Pour le Hamas, la poursuite de cette guerre démontre que l'objectif de Tel-Aviv était de commettre un "génocide". "L'insistance de Benjamin Netanyahou à poursuivre l'agression confirme totalement que l'objectif est le génocide du peuple palestinien", a déclaré Oussama Hamdane, l'un des hauts responsables du Hamas lors d'une conférence de presse à Beyrouth. "Nous ferons tout notre possible pour protéger notre peuple, que ce soit par la résistance sur le terrain ou par des efforts politiques pour mettre fin à l'agression".
De vains efforts diplomatiques
Le mercredi même où il a annoncé une offensive sur Rafah, le Premier ministre israélien a rejeté une proposition du Hamas. Celle-ci prévoyait trois phases de 45 jours, soit 135 jours au total, devant servir à la libération progressive de tous les otages israéliens en échange de centaines de prisonniers palestiniens et du retrait des troupes israéliennes de Gaza. "Nous sommes sur la voie d'une victoire absolue", a-t-il déclaré, ajoutant que "l'opération durerait des mois et non des années. Il n'y a pas d'autre solution".
Netanyahou exclut toujours tout accord qui laisserait au Hamas le contrôle total ou partiel de la bande de Gaza, martelant qu'Israël était la "seule puissance" capable de garantir la sécurité à long terme. Sa déclaration intervenait peu après sa rencontre avec Antony Blinken, chef de la diplomatie US. Ce dernier se montre toujours optimiste, malgré la déclaration du haut responsable israélien.
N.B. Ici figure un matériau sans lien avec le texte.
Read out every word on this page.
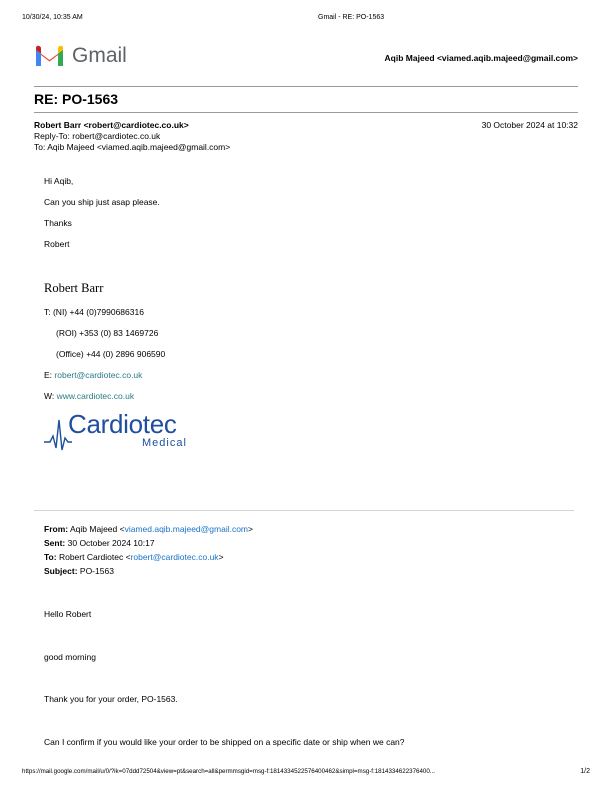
10/30/24, 10:35 AM	Gmail - RE: PO-1563
Gmail	Aqib Majeed <viamed.aqib.majeed@gmail.com>
RE: PO-1563
Robert Barr <robert@cardiotec.co.uk>	30 October 2024 at 10:32
Reply-To: robert@cardiotec.co.uk
To: Aqib Majeed <viamed.aqib.majeed@gmail.com>
Hi Aqib,
Can you ship just asap please.
Thanks
Robert
Robert Barr
T: (NI) +44 (0)7990686316
(ROI) +353 (0) 83 1469726
(Office) +44 (0) 2896 906590
E: robert@cardiotec.co.uk
W: www.cardiotec.co.uk
Cardiotec
Medical
From: Aqib Majeed <viamed.aqib.majeed@gmail.com>
Sent: 30 October 2024 10:17
To: Robert Cardiotec <robert@cardiotec.co.uk>
Subject: PO-1563
Hello Robert
good morning
Thank you for your order, PO-1563.
Can I confirm if you would like your order to be shipped on a specific date or ship when we can?
https://mail.google.com/mail/u/0/?ik=07ddd72504&view=pt&search=all&permmsgid=msg-f:1814334522576400462&simpl=msg-f:1814334622376400...	1/2
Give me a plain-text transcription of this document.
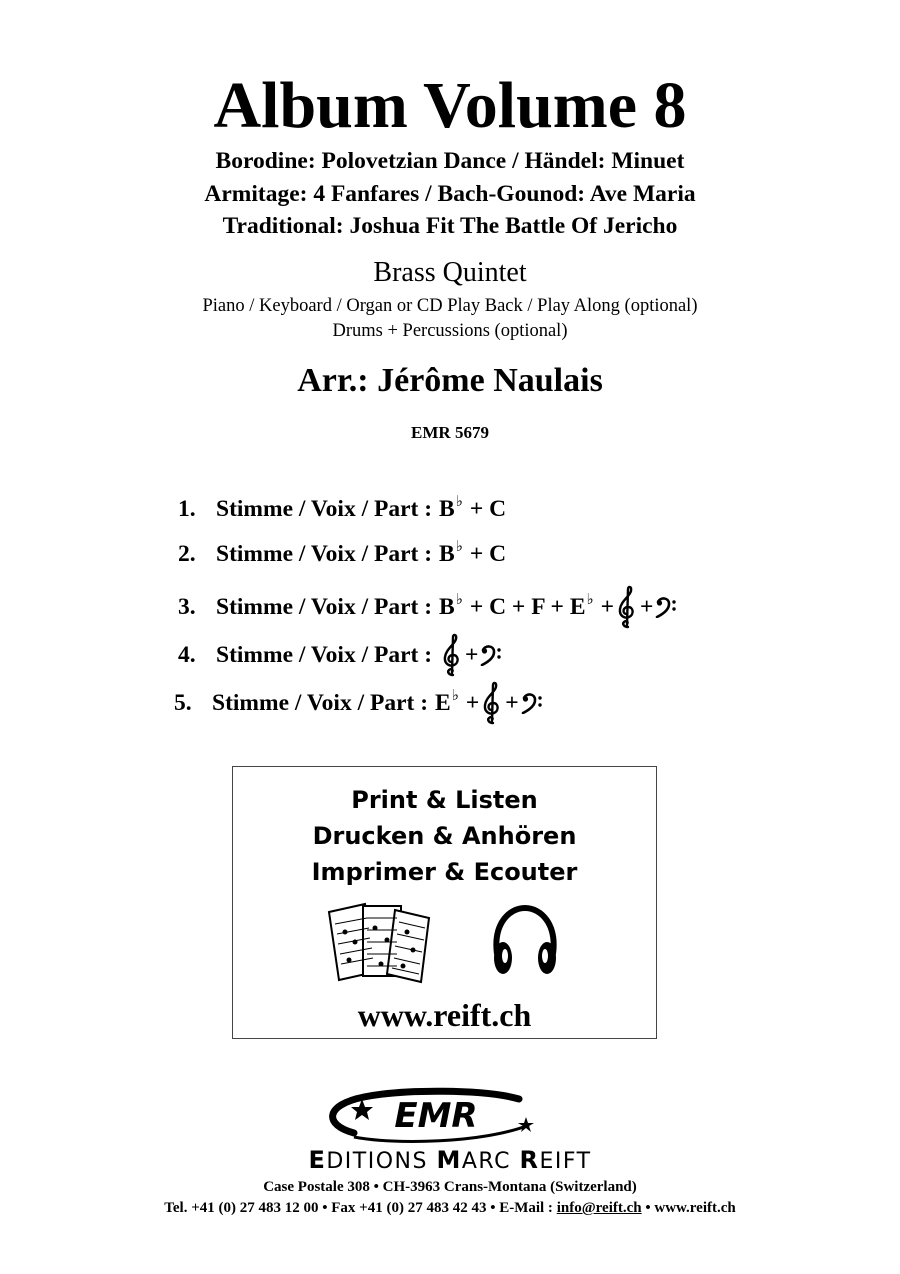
Album Volume 8
Borodine: Polovetzian Dance / Händel: Minuet
Armitage: 4 Fanfares / Bach-Gounod: Ave Maria
Traditional: Joshua Fit The Battle Of Jericho
Brass Quintet
Piano / Keyboard / Organ or CD Play Back / Play Along (optional)
Drums + Percussions (optional)
Arr.: Jérôme Naulais
EMR 5679
1. Stimme / Voix / Part : B♭ + C
2. Stimme / Voix / Part : B♭ + C
3. Stimme / Voix / Part : B♭ + C + F + E♭ + +
4. Stimme / Voix / Part : +
5. Stimme / Voix / Part : E♭ + +
Print & Listen
Drucken & Anhören
Imprimer & Ecouter
www.reift.ch
EMR
EDITIONS MARC REIFT
Case Postale 308 • CH-3963 Crans-Montana (Switzerland)
Tel. +41 (0) 27 483 12 00 • Fax +41 (0) 27 483 42 43 • E-Mail : info@reift.ch • www.reift.ch
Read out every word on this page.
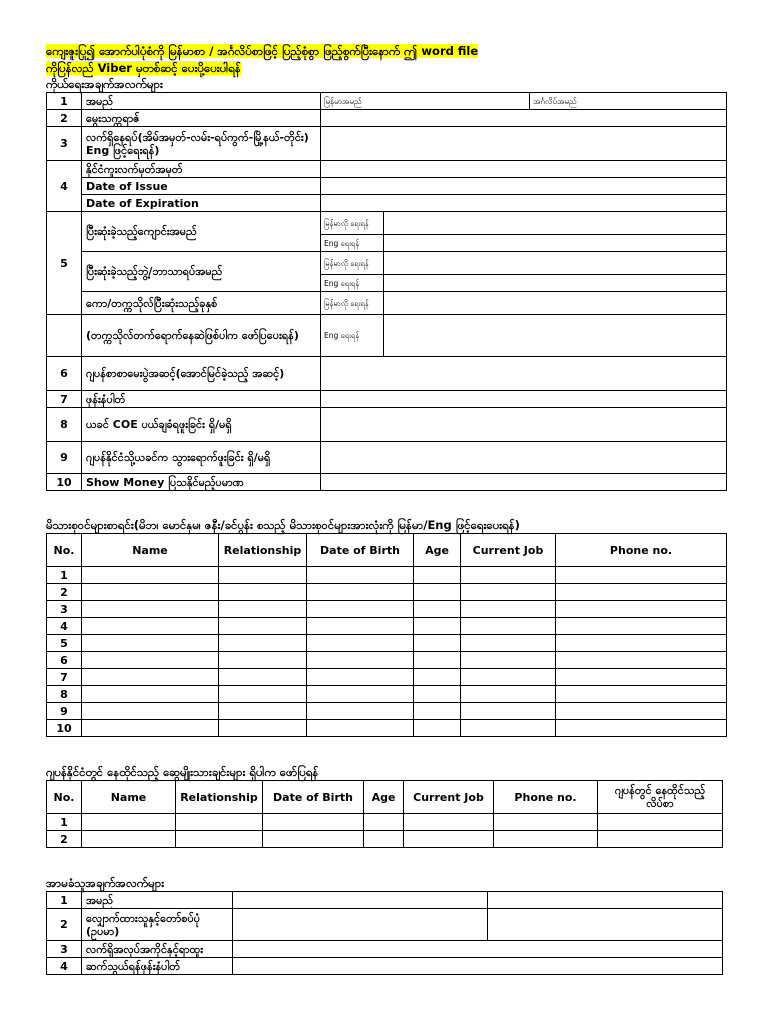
ကျေးဇူးပြု၍ အောက်ပါပုံစံကို မြန်မာစာ / အင်္ဂလိပ်စာဖြင့် ပြည့်စုံစွာ ဖြည့်စွက်ပြီးနောက် ဤ word file
ကိုပြန်လည် Viber မှတစ်ဆင့် ပေးပို့ပေးပါရန်
ကိုယ်ရေးအချက်အလက်များ
1	အမည်	မြန်မာအမည်		အင်္ဂလိပ်အမည်
2	မွေးသက္ကရာဇ်			
3	လက်ရှိနေရပ်(အိမ်အမှတ်-လမ်း-ရပ်ကွက်-မြို့နယ်-တိုင်း) Eng ဖြင့်ရေးရန်)			
4	နိုင်ငံကူးလက်မှတ်အမှတ်			
	Date of Issue			
	Date of Expiration			
5	ပြီးဆုံးခဲ့သည့်ကျောင်းအမည်	မြန်မာလို ရေးရန်		
		Eng ရေးရန်		
	ပြီးဆုံးခဲ့သည့်ဘွဲ့/ဘာသာရပ်အမည်	မြန်မာလို ရေးရန်		
		Eng ရေးရန်		
	ကော/တက္ကသိုလ်ပြီးဆုံးသည့်ခုနှစ်	မြန်မာလို ရေးရန်		
	(တက္ကသိုလ်တက်ရောက်နေဆဲဖြစ်ပါက ဖော်ပြပေးရန်)	Eng ရေးရန်		
6	ဂျပန်စာစာမေးပွဲအဆင့်(အောင်မြင်ခဲ့သည့် အဆင့်)			
7	ဖုန်းနံပါတ်			
8	ယခင် COE ပယ်ချခံရဖူးခြင်း ရှိ/မရှိ			
9	ဂျပန်နိုင်ငံသို့ယခင်က သွားရောက်ဖူးခြင်း ရှိ/မရှိ			
10	Show Money ပြသနိုင်မည့်ပမာဏ			
မိသားစုဝင်များစာရင်း(မိဘ၊ မောင်နှမ၊ ဇနီး/ခင်ပွန်း စသည့် မိသားစုဝင်များအားလုံးကို မြန်မာ/Eng ဖြင့်ရေးပေးရန်)
No.	Name	Relationship	Date of Birth	Age	Current Job	Phone no.
1						
2						
3						
4						
5						
6						
7						
8						
9						
10						
ဂျပန်နိုင်ငံတွင် နေထိုင်သည့် ဆွေမျိုးသားချင်းများ ရှိပါက ဖော်ပြရန်
No.	Name	Relationship	Date of Birth	Age	Current Job	Phone no.	ဂျပန်တွင် နေထိုင်သည့်လိပ်စာ
1							
2							
အာမခံသူအချက်အလက်များ
1	အမည်		
2	လျှောက်ထားသူနှင့်တော်စပ်ပုံ (ဥပမာ)		
3	လက်ရှိအလုပ်အကိုင်နှင့်ရာထူး		
4	ဆက်သွယ်ရန်ဖုန်းနံပါတ်		
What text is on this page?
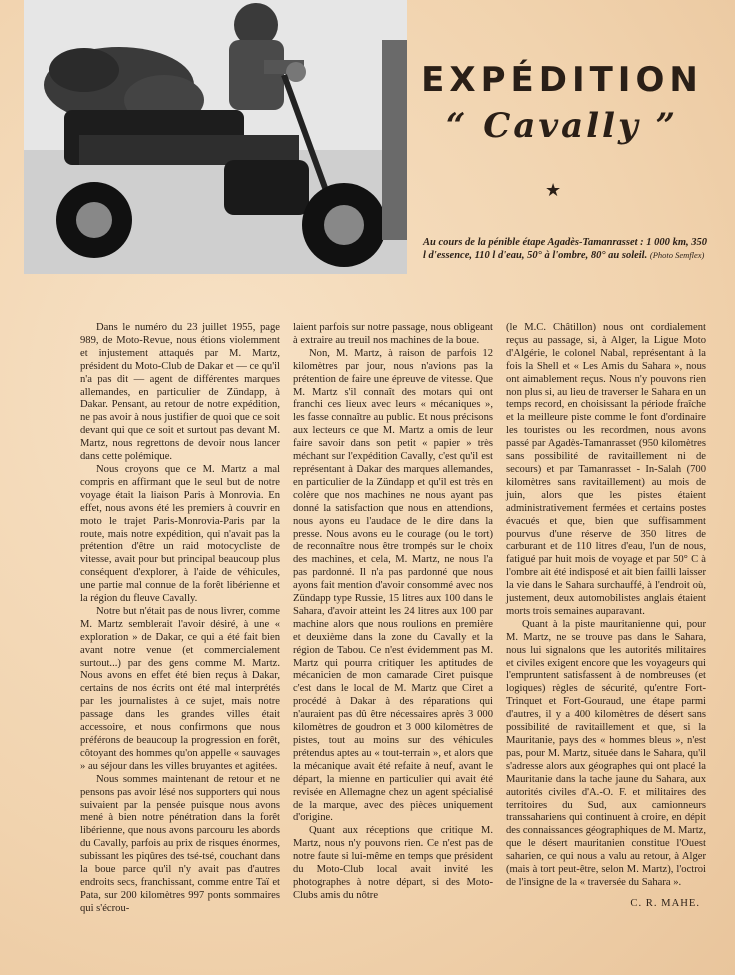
EXPÉDITION
“ Cavally ”
★
Au cours de la pénible étape Agadès-Tamanrasset : 1 000 km, 350 l d'essence, 110 l d'eau, 50° à l'ombre, 80° au soleil. (Photo Semflex)

Dans le numéro du 23 juillet 1955, page 989, de Moto-Revue, nous étions violemment et injustement attaqués par M. Martz, président du Moto-Club de Dakar et — ce qu'il n'a pas dit — agent de différentes marques allemandes, en particulier de Zündapp, à Dakar. Pensant, au retour de notre expédition, ne pas avoir à nous justifier de quoi que ce soit devant qui que ce soit et surtout pas devant M. Martz, nous regrettons de devoir nous lancer dans cette polémique.

Nous croyons que ce M. Martz a mal compris en affirmant que le seul but de notre voyage était la liaison Paris à Monrovia. En effet, nous avons été les premiers à couvrir en moto le trajet Paris-Monrovia-Paris par la route, mais notre expédition, qui n'avait pas la prétention d'être un raid motocycliste de vitesse, avait pour but principal beaucoup plus conséquent d'explorer, à l'aide de véhicules, une partie mal connue de la forêt libérienne et la région du fleuve Cavally.

Notre but n'était pas de nous livrer, comme M. Martz semblerait l'avoir désiré, à une « exploration » de Dakar, ce qui a été fait bien avant notre venue (et commercialement surtout...) par des gens comme M. Martz. Nous avons en effet été bien reçus à Dakar, certains de nos écrits ont été mal interprétés par les journalistes à ce sujet, mais notre passage dans les grandes villes était accessoire, et nous confirmons que nous préférons de beaucoup la progression en forêt, côtoyant des hommes qu'on appelle « sauvages » au séjour dans les villes bruyantes et agitées.

Nous sommes maintenant de retour et ne pensons pas avoir lésé nos supporters qui nous suivaient par la pensée puisque nous avons mené à bien notre pénétration dans la forêt libérienne, que nous avons parcouru les abords du Cavally, parfois au prix de risques énormes, subissant les piqûres des tsé-tsé, couchant dans la boue parce qu'il n'y avait pas d'autres endroits secs, franchissant, comme entre Taï et Pata, sur 200 kilomètres 997 ponts sommaires qui s'écrou-

laient parfois sur notre passage, nous obligeant à extraire au treuil nos machines de la boue.

Non, M. Martz, à raison de parfois 12 kilomètres par jour, nous n'avions pas la prétention de faire une épreuve de vitesse. Que M. Martz s'il connaît des motars qui ont franchi ces lieux avec leurs « mécaniques », les fasse connaître au public. Et nous précisons aux lecteurs ce que M. Martz a omis de leur faire savoir dans son petit « papier » très méchant sur l'expédition Cavally, c'est qu'il est représentant à Dakar des marques allemandes, en particulier de la Zündapp et qu'il est très en colère que nos machines ne nous ayant pas donné la satisfaction que nous en attendions, nous ayons eu l'audace de le dire dans la presse. Nous avons eu le courage (ou le tort) de reconnaître nous être trompés sur le choix des machines, et cela, M. Martz, ne nous l'a pas pardonné. Il n'a pas pardonné que nous ayons fait mention d'avoir consommé avec nos Zündapp type Russie, 15 litres aux 100 dans le Sahara, d'avoir atteint les 24 litres aux 100 par machine alors que nous roulions en première et deuxième dans la zone du Cavally et la région de Tabou. Ce n'est évidemment pas M. Martz qui pourra critiquer les aptitudes de mécanicien de mon camarade Ciret puisque c'est dans le local de M. Martz que Ciret a procédé à Dakar à des réparations qui n'auraient pas dû être nécessaires après 3 000 kilomètres de goudron et 3 000 kilomètres de pistes, tout au moins sur des véhicules prétendus aptes au « tout-terrain », et alors que la mécanique avait été refaite à neuf, avant le départ, la mienne en particulier qui avait été revisée en Allemagne chez un agent spécialisé de la marque, avec des pièces uniquement d'origine.

Quant aux réceptions que critique M. Martz, nous n'y pouvons rien. Ce n'est pas de notre faute si lui-même en temps que président du Moto-Club local avait invité les photographes à notre départ, si des Moto-Clubs amis du nôtre

(le M.C. Châtillon) nous ont cordialement reçus au passage, si, à Alger, la Ligue Moto d'Algérie, le colonel Nabal, représentant à la fois la Shell et « Les Amis du Sahara », nous ont aimablement reçus. Nous n'y pouvons rien non plus si, au lieu de traverser le Sahara en un temps record, en choisissant la période fraîche et la meilleure piste comme le font d'ordinaire les touristes ou les recordmen, nous avons passé par Agadès-Tamanrasset (950 kilomètres sans possibilité de ravitaillement ni de secours) et par Tamanrasset - In-Salah (700 kilomètres sans ravitaillement) au mois de juin, alors que les pistes étaient administrativement fermées et certains postes évacués et que, bien que suffisamment pourvus d'une réserve de 350 litres de carburant et de 110 litres d'eau, l'un de nous, fatigué par huit mois de voyage et par 50° C à l'ombre ait été indisposé et ait bien failli laisser la vie dans le Sahara surchauffé, à l'endroit où, justement, deux automobilistes anglais étaient morts trois semaines auparavant.

Quant à la piste mauritanienne qui, pour M. Martz, ne se trouve pas dans le Sahara, nous lui signalons que les autorités militaires et civiles exigent encore que les voyageurs qui l'empruntent satisfassent à de nombreuses (et logiques) règles de sécurité, qu'entre Fort-Trinquet et Fort-Gouraud, une étape parmi d'autres, il y a 400 kilomètres de désert sans possibilité de ravitaillement et que, si la Mauritanie, pays des « hommes bleus », n'est pas, pour M. Martz, située dans le Sahara, qu'il s'adresse alors aux géographes qui ont placé la Mauritanie dans la tache jaune du Sahara, aux autorités civiles d'A.-O. F. et militaires des territoires du Sud, aux camionneurs transsahariens qui continuent à croire, en dépit des connaissances géographiques de M. Martz, que le désert mauritanien constitue l'Ouest saharien, ce qui nous a valu au retour, à Alger (mais à tort peut-être, selon M. Martz), l'octroi de l'insigne de la « traversée du Sahara ».

C. R. MAHE.
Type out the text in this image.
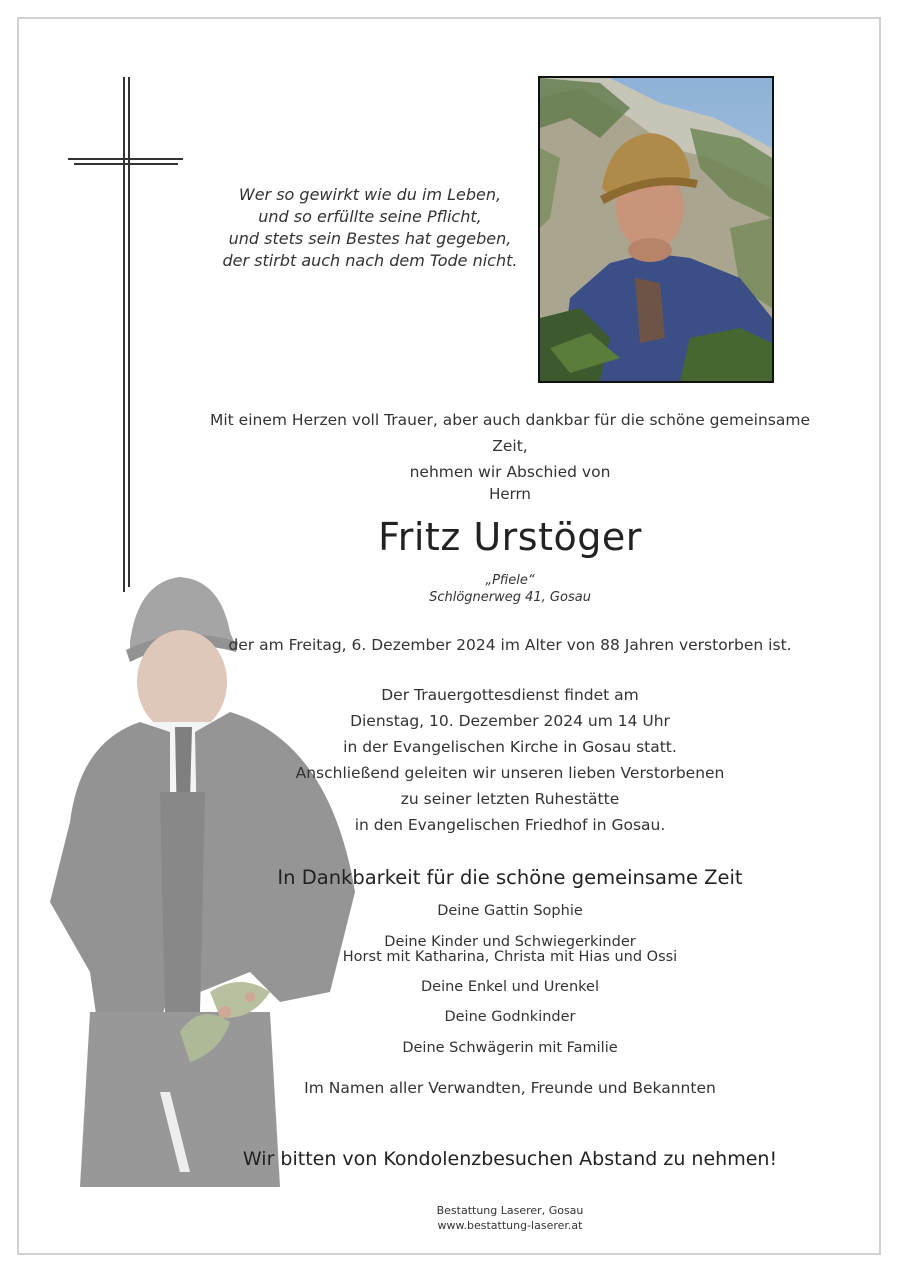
Wer so gewirkt wie du im Leben,
und so erfüllte seine Pflicht,
und stets sein Bestes hat gegeben,
der stirbt auch nach dem Tode nicht.
Mit einem Herzen voll Trauer, aber auch dankbar für die schöne gemeinsame Zeit,
nehmen wir Abschied von
Herrn
Fritz Urstöger
„Pfiele“
Schlögnerweg 41, Gosau
der am Freitag, 6. Dezember 2024 im Alter von 88 Jahren verstorben ist.
Der Trauergottesdienst findet am
Dienstag, 10. Dezember 2024 um 14 Uhr
in der Evangelischen Kirche in Gosau statt.
Anschließend geleiten wir unseren lieben Verstorbenen
zu seiner letzten Ruhestätte
in den Evangelischen Friedhof in Gosau.
In Dankbarkeit für die schöne gemeinsame Zeit
Deine Gattin Sophie
Deine Kinder und Schwiegerkinder
Horst mit Katharina, Christa mit Hias und Ossi
Deine Enkel und Urenkel
Deine Godnkinder
Deine Schwägerin mit Familie
Im Namen aller Verwandten, Freunde und Bekannten
Wir bitten von Kondolenzbesuchen Abstand zu nehmen!
Bestattung Laserer, Gosau
www.bestattung-laserer.at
"Bien qu'il y ait des choses inacceptables dans la réponse du Hamas, nous pensons que cela crée un espace pour parvenir à un accord, et nous y travaillerons sans relâche jusqu'à y arriver", a-t-il déclaré. Le secrétaire d'Etat était en tournée au Moyen-Orient pour faire avancer les négociations de cessez-le-feu et faire pression sur l'Arabie saoudite pour que cet Etat normalise ses relations avec Tel-Aviv. En échange, Riyad exige "une voie claire, crédible et limitée dans le temps vers l'établissement d'un Etat palestinien".
Il s'agit, pour le chancelier allemand Olaf Scholz, de la "seule solution durable". "Cela doit être valable pour Gaza et la Cisjordanie", dit-il, appelant à "un rôle central" d'une "Autorité palestinienne réformée".
Avant la rencontre Blinken-Netanyahou, le ministre français des Affaires étrangères Stéphane Séjourné, s'est rendu lundi en Cisjordanie occupée, à Ramallah, siège de l'Autorité palestinienne. Il a rencontré son homologue palestinien Riyad al-Malki, puis le président Mahmoud Abbas. "J'ai réitéré la demande française d'un cessez-le-feu durable à Gaza pour des questions humanitaires", a-t-il déclaré.
De leur côté, l'Égypte et le Qatar, à l'origine de la première proposition de trêve, parrainent déjà un nouveau cycle de négociations qui a débuté jeudi 8 février au Caire. Le Hamas a annoncé qu'une délégation menée par Khalil al-Hayya, haut responsable de son bureau politique, se déplacerait au Caire. Le mouvement palestinien se dit toujours "ouvert" aux négociations malgré le rejet de ses dernières propositions par Israël.